In an emergency meeting of the United Nations Security Council, the United States denounced Russia’s attack on the sovereignty and territorial integrity of Ukraine, but in Managua Ortega insisted on attacking imperialism and capitalism as well.
“Capitalism has no soul, no feelings. It only has greed, greed and more greed to accumulate capital at the expense of hunger and suffering of millions of human beings on our planet, at the expense of interventions, of destroying States,” Ortega affirmed.
Ortega silent on the death of Hugo Torres
In his public intervention, the strongman spoke for a large part of his speech about Russia, but he kept a conspicuous silence on internal affairs that keep Nicaragua in crisis.
Among the most relevant is the serious human rights situation caused by the repression imposed by the regime, aggravated by the death of retired General Hugo Torres on February 11th, a political prisoner of the dictatorship, which caused worldwide rejection and fueled the demand for the release of 177 prisoners of conscience.
Ortega kept silent on the amply documented denunciations on the enrichment of his family at the expense of the State, after the publication last weekend of a Confidencial investigation on the network of 22 companies, controlled through front men that grew exponentially at the expense of the State and the Venezuelan cooperation.
So far, the regime has responded with intimidation to the question of reporter Octavio Enríquez, currently in exile.
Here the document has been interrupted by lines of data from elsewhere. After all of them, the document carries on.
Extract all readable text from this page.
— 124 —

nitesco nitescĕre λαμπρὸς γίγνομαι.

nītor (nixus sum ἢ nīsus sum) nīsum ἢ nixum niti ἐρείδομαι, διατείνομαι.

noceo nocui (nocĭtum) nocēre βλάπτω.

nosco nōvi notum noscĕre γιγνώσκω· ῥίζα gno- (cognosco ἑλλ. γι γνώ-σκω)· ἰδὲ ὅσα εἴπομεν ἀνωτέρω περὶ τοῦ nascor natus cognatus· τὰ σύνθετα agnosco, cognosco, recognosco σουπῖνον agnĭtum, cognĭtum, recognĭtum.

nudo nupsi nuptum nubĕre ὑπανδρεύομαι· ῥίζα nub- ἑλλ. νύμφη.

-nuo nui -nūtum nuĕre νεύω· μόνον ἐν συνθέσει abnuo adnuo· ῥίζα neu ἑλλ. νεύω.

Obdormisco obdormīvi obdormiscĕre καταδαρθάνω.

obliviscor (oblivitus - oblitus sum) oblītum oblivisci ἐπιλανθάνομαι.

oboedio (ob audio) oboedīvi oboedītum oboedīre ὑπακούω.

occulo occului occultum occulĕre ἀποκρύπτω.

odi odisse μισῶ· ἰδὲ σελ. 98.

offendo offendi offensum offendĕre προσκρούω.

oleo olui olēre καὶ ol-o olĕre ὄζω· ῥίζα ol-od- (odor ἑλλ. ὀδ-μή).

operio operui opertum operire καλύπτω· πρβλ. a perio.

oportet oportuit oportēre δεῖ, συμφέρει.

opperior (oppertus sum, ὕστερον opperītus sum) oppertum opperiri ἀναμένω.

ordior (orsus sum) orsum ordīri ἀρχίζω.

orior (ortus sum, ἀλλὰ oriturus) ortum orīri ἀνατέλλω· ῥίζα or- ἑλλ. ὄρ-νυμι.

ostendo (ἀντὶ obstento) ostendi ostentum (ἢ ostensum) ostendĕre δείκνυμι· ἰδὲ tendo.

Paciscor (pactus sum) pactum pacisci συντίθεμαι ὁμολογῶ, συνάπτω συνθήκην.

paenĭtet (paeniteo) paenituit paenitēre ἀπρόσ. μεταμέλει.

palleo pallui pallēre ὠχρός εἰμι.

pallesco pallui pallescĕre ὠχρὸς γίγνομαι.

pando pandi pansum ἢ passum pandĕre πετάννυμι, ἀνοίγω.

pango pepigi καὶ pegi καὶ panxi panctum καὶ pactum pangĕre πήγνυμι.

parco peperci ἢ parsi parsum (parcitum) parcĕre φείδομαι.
Nor did the ruler mention anything about the nepotism of his family, whose monthly salaries were revealed after the data base of the Nicaraguan Social Security Institute was reviewed.
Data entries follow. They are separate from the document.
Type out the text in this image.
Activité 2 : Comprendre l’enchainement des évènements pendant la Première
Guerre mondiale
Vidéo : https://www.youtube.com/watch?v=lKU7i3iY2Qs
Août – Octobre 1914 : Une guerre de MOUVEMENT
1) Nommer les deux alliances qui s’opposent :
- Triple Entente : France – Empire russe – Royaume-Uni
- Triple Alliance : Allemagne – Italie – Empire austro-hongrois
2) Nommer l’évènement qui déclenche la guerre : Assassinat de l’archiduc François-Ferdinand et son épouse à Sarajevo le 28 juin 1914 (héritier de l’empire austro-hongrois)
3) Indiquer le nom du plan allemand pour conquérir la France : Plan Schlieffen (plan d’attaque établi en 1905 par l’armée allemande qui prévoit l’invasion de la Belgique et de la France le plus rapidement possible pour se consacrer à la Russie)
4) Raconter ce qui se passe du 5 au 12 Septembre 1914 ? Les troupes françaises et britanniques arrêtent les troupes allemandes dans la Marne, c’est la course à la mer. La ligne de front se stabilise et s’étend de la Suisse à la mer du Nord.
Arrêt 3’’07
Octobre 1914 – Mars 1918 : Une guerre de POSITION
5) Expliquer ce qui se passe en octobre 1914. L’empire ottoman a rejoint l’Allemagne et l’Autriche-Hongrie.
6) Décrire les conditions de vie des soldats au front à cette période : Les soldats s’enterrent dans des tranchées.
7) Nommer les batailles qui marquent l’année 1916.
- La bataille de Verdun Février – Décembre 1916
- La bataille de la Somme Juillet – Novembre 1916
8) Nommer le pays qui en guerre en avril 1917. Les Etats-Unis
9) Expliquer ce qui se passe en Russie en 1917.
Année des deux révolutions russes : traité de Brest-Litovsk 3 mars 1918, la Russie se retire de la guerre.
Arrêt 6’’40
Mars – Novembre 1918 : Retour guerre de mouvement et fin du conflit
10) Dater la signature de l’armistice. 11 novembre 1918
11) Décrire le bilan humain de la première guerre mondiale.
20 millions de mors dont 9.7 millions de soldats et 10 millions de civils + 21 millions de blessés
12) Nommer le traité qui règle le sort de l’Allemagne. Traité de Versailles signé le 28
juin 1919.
During his speech, Ortega again referred to the opposition protests in Nicaragua in 2018 and insisted that they were victims of “terrorism practiced by the world’s imperialists and traitors,” attacking again as “Judas” and “Caines,” in reference to critics of his government, but did not mention anyone specific by name.
According to the Inter-American Commission on Human Rights, contrary to Ortega’s version, 355 people were killed in the context of the demonstrations, 2,000 were injured and 100,000 went into exile. The State violence has been denounced by members of the international community such as Colombia, United States, European Union, and Canada.
The issue of drug trafficking again became a renewed centerpiece of Ortega’s attack against the United States and Colombia. The first was called the great consumer and the other the great producer of drugs in the world, while he accused Canadian authorities of being repressive after experiencing recent protests. He never said anything about the accusations against him.
Ortega’s regime is experiencing its worst legitimacy crisis after last November elections, in which he secured a fourth consecutive mandate after imprisoning more than 40 people among political, civic and business leaders, among them seven presidential hopefuls of the opposition with whom he eliminated the electoral competition.
The love narrative of Rosario Murillo
Vice President Murillo spoke after her husband’s speech ended and lamented that “the world is full of selfishness” and urged the people to put aside selfishness, vanities and walk in a common sense of brotherhood.
Murillo, accused of being the high official who gave the order of “hitting them with everything” against opponents in 2018, this Monday spoke of dignity, love, faith and Christianity, and that national heroes “strengthen us from above.”
“They make us reach that infinite spiritual force that allows us to transcend…to recognize the grounds and transcend. Recognize hatred, for example, and transcend with love. Recognize evilness, perversion, perversity, and to move forward with love and leave behind those toxic moments, those toxic feelings that can demoralize, depress,” she added.